The first honest 10-variant board emerged from a 216-evaluation ratchet pass. firth_logit posted resolution 0.1918 — a board record, surpassing even the falsified fixed-beta peak of 0.1854 — delivering exactly what the grammar sweep predicted: the fitted-coefficient route works where the fixed-prior route did not. sdt_turchin's resolution improved from 0.073 to 0.173 immediately after youth_bulge landed, validating the theory-grounded variant's sensitivity to its intended proxies. The ratchet capacity proof is concrete: 216 evaluations improved five variants in a single pass, versus one to seven scalar accepts on the old three-tunable engine. PBO honestly reached 0.700 with ten variants tried. The official ensemble remains at 0.2909 with two admitted variants — correct, because admission flows only through the six pre-registered severe tests, none of which have run yet. firth_logit's FL-1 test is first in the queue.

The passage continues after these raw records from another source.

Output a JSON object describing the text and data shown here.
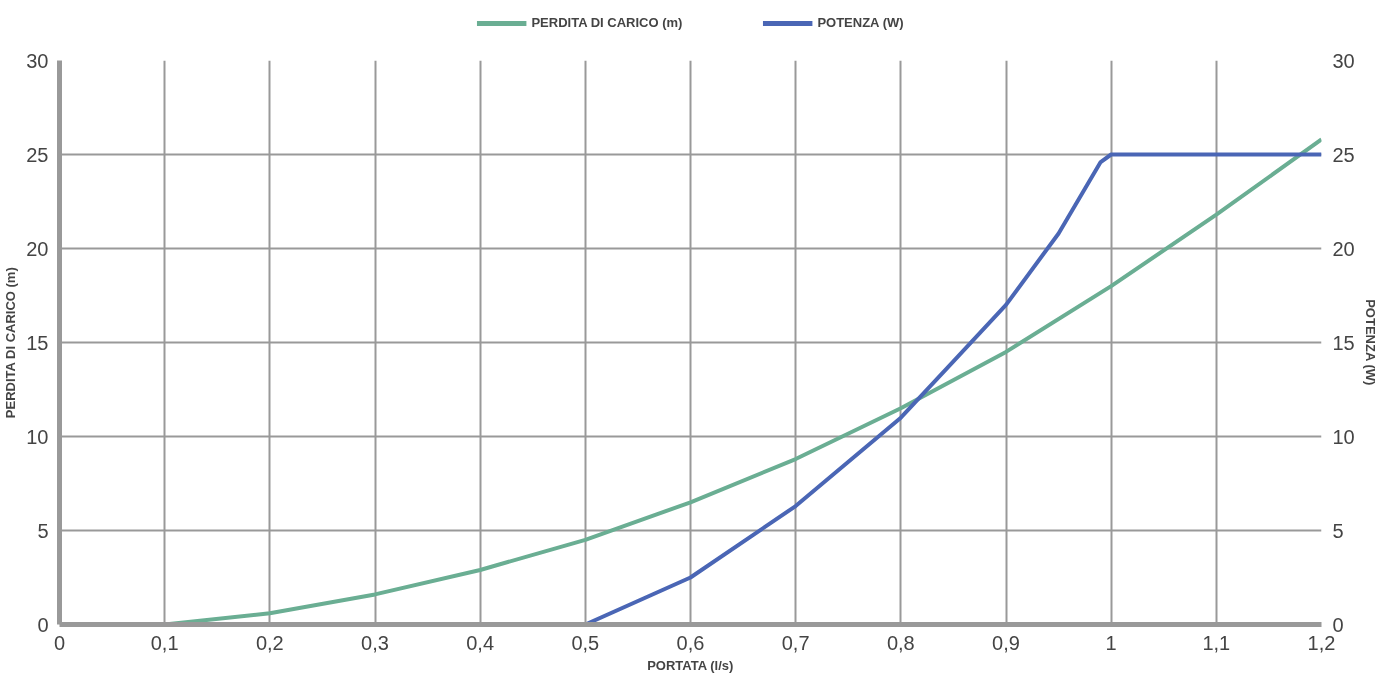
{
  "chart_data": {
    "type": "line",
    "xlabel": "PORTATA (l/s)",
    "ylabel": "PERDITA DI CARICO (m)",
    "y2label": "POTENZA (W)",
    "xlim": [
      0,
      1.2
    ],
    "xticks": [
      {
        "value": 0,
        "label": "0"
      },
      {
        "value": 0.1,
        "label": "0,1"
      },
      {
        "value": 0.2,
        "label": "0,2"
      },
      {
        "value": 0.3,
        "label": "0,3"
      },
      {
        "value": 0.4,
        "label": "0,4"
      },
      {
        "value": 0.5,
        "label": "0,5"
      },
      {
        "value": 0.6,
        "label": "0,6"
      },
      {
        "value": 0.7,
        "label": "0,7"
      },
      {
        "value": 0.8,
        "label": "0,8"
      },
      {
        "value": 0.9,
        "label": "0,9"
      },
      {
        "value": 1,
        "label": "1"
      },
      {
        "value": 1.1,
        "label": "1,1"
      },
      {
        "value": 1.2,
        "label": "1,2"
      }
    ],
    "ylim": [
      0,
      30
    ],
    "yticks": [
      0,
      5,
      10,
      15,
      20,
      25,
      30
    ],
    "y2lim": [
      0,
      30
    ],
    "y2ticks": [
      0,
      5,
      10,
      15,
      20,
      25,
      30
    ],
    "grid": true,
    "legend": "top",
    "marker": "none",
    "line_style": "solid",
    "series": [
      {
        "name": "PERDITA DI CARICO (m)",
        "color": "#6aae93",
        "x": [
          0,
          0.05,
          0.1,
          0.2,
          0.3,
          0.4,
          0.5,
          0.6,
          0.7,
          0.8,
          0.9,
          1.0,
          1.1,
          1.2
        ],
        "values": [
          0,
          0,
          0,
          0.6,
          1.6,
          2.9,
          4.5,
          6.5,
          8.8,
          11.5,
          14.5,
          18,
          21.8,
          25.8
        ]
      },
      {
        "name": "POTENZA (W)",
        "color": "#4a66b5",
        "axis": "y2",
        "x": [
          0.5,
          0.6,
          0.7,
          0.8,
          0.85,
          0.9,
          0.95,
          0.99,
          1.0,
          1.2
        ],
        "values": [
          0,
          2.5,
          6.3,
          11,
          14,
          17,
          20.8,
          24.6,
          25,
          25
        ]
      }
    ]
  }
}
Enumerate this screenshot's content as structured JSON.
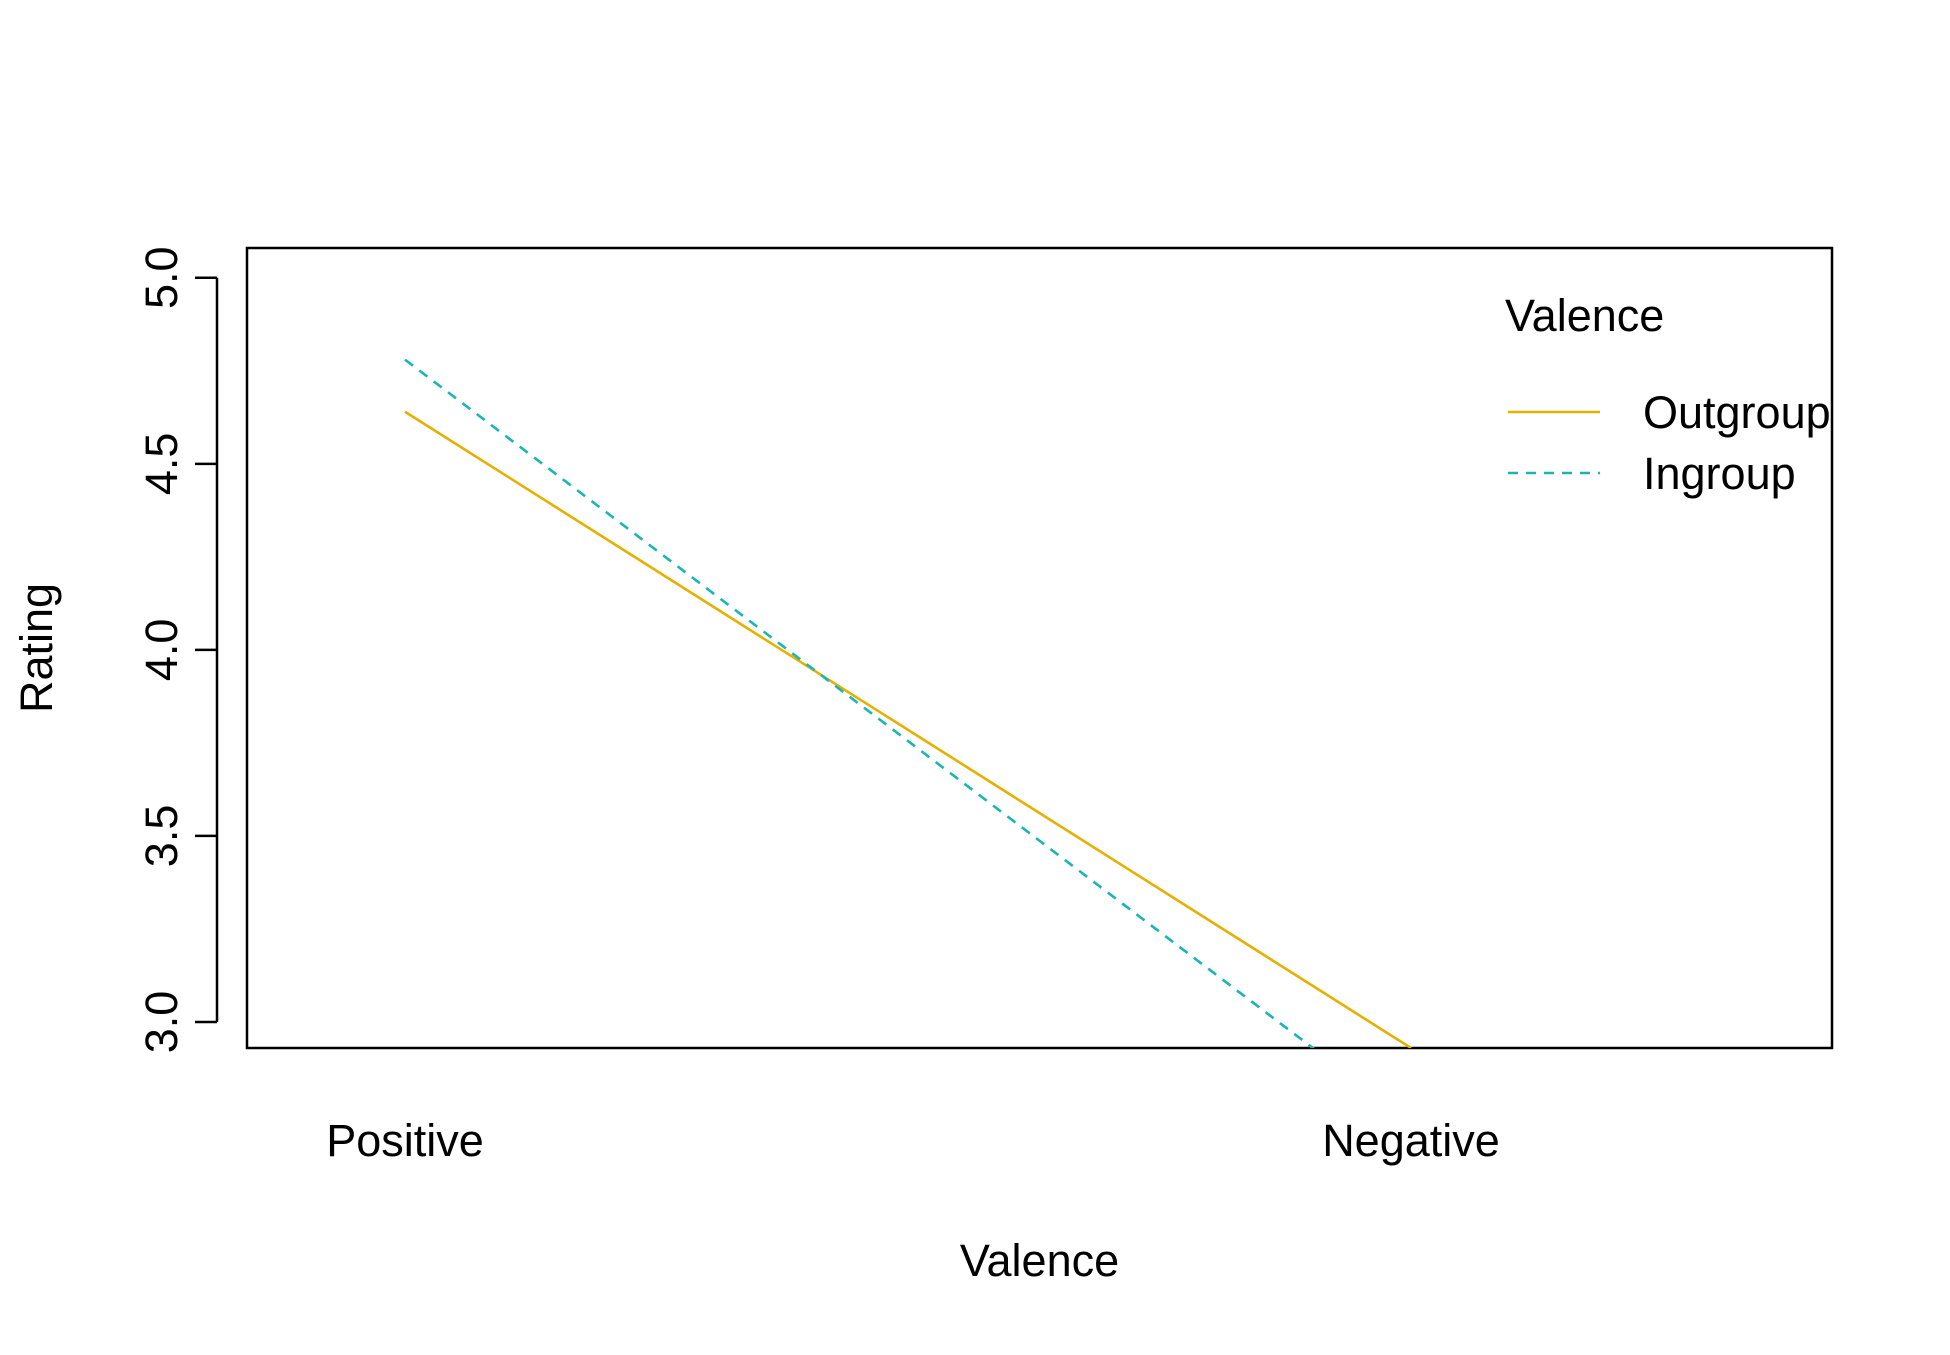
{
  "chart_data": {
    "type": "line",
    "title": "",
    "xlabel": "Valence",
    "ylabel": "Rating",
    "categories": [
      "Positive",
      "Negative"
    ],
    "yticks": [
      3.0,
      3.5,
      4.0,
      4.5,
      5.0
    ],
    "ytick_labels": [
      "3.0",
      "3.5",
      "4.0",
      "4.5",
      "5.0"
    ],
    "ylim": [
      2.93,
      5.08
    ],
    "grid": false,
    "legend": {
      "title": "Valence",
      "position": "top-right",
      "entries": [
        "Outgroup",
        "Ingroup"
      ]
    },
    "series": [
      {
        "name": "Outgroup",
        "values": [
          4.64,
          2.93
        ],
        "color": "#E6B000",
        "dash": "solid"
      },
      {
        "name": "Ingroup",
        "values": [
          4.78,
          2.73
        ],
        "color": "#1BB5B5",
        "dash": "dashed"
      }
    ]
  }
}
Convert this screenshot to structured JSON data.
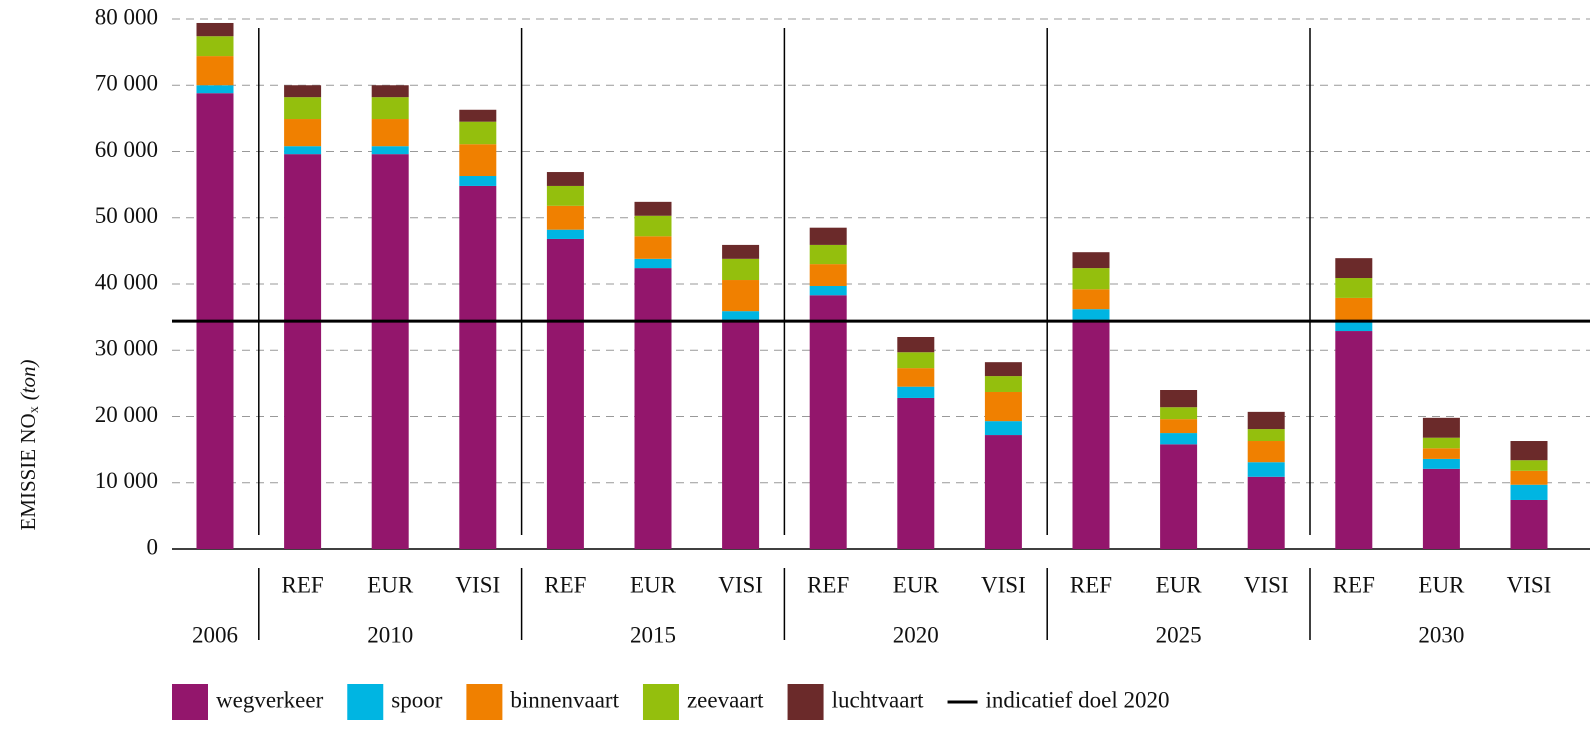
{
  "chart_data": {
    "type": "stacked-bar",
    "ylabel": {
      "text": "EMISSIE NO",
      "sub": "x",
      "unit": "(ton)"
    },
    "groups": [
      {
        "label": "2006",
        "categories": [
          null
        ]
      },
      {
        "label": "2010",
        "categories": [
          "REF",
          "EUR",
          "VISI"
        ]
      },
      {
        "label": "2015",
        "categories": [
          "REF",
          "EUR",
          "VISI"
        ]
      },
      {
        "label": "2020",
        "categories": [
          "REF",
          "EUR",
          "VISI"
        ]
      },
      {
        "label": "2025",
        "categories": [
          "REF",
          "EUR",
          "VISI"
        ]
      },
      {
        "label": "2030",
        "categories": [
          "REF",
          "EUR",
          "VISI"
        ]
      }
    ],
    "series": [
      {
        "name": "wegverkeer",
        "color": "#93166c",
        "values": [
          68800,
          59600,
          59600,
          54800,
          46800,
          42400,
          34600,
          38300,
          22800,
          17200,
          34600,
          15800,
          10900,
          32900,
          12100,
          7400
        ]
      },
      {
        "name": "spoor",
        "color": "#00b5e2",
        "values": [
          1200,
          1200,
          1200,
          1500,
          1400,
          1400,
          1300,
          1400,
          1700,
          2100,
          1600,
          1700,
          2200,
          1400,
          1500,
          2300
        ]
      },
      {
        "name": "binnenvaart",
        "color": "#f08000",
        "values": [
          4400,
          4100,
          4100,
          4800,
          3600,
          3400,
          4700,
          3300,
          2800,
          4400,
          3000,
          2100,
          3200,
          3600,
          1600,
          2100
        ]
      },
      {
        "name": "zeevaart",
        "color": "#94bf0d",
        "values": [
          3000,
          3300,
          3300,
          3400,
          3000,
          3100,
          3200,
          2900,
          2400,
          2400,
          3200,
          1800,
          1800,
          3000,
          1600,
          1600
        ]
      },
      {
        "name": "luchtvaart",
        "color": "#6b2a2a",
        "values": [
          2000,
          1800,
          1800,
          1800,
          2100,
          2100,
          2100,
          2600,
          2300,
          2100,
          2400,
          2600,
          2600,
          3000,
          3000,
          2900
        ]
      }
    ],
    "reference_line": {
      "name": "indicatief doel 2020",
      "value": 34400,
      "color": "#000000"
    },
    "ylim": [
      0,
      80000
    ],
    "yticks": [
      0,
      {
        "value": 10000,
        "label": "10 000"
      },
      {
        "value": 20000,
        "label": "20 000"
      },
      {
        "value": 30000,
        "label": "30 000"
      },
      {
        "value": 40000,
        "label": "40 000"
      },
      {
        "value": 50000,
        "label": "50 000"
      },
      {
        "value": 60000,
        "label": "60 000"
      },
      {
        "value": 70000,
        "label": "70 000"
      },
      {
        "value": 80000,
        "label": "80 000"
      }
    ],
    "grid": true
  }
}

The honest bottom line: EVT-deflated best Brier is still at chance. The system has zero deflated skill evidence in its official numbers. What it has instead is a much sharper set of bets — a panel fifty times larger than before, a falsification register that caught its best model's mechanism failing, a grammar sweep pointing at the same factionalism channel through a different and sanctioned route, a ratchet that can actually explore the space, and six pre-registered severe tests waiting to decide whether the first panel-fitted models earn their admission. The next /start runs FL-1.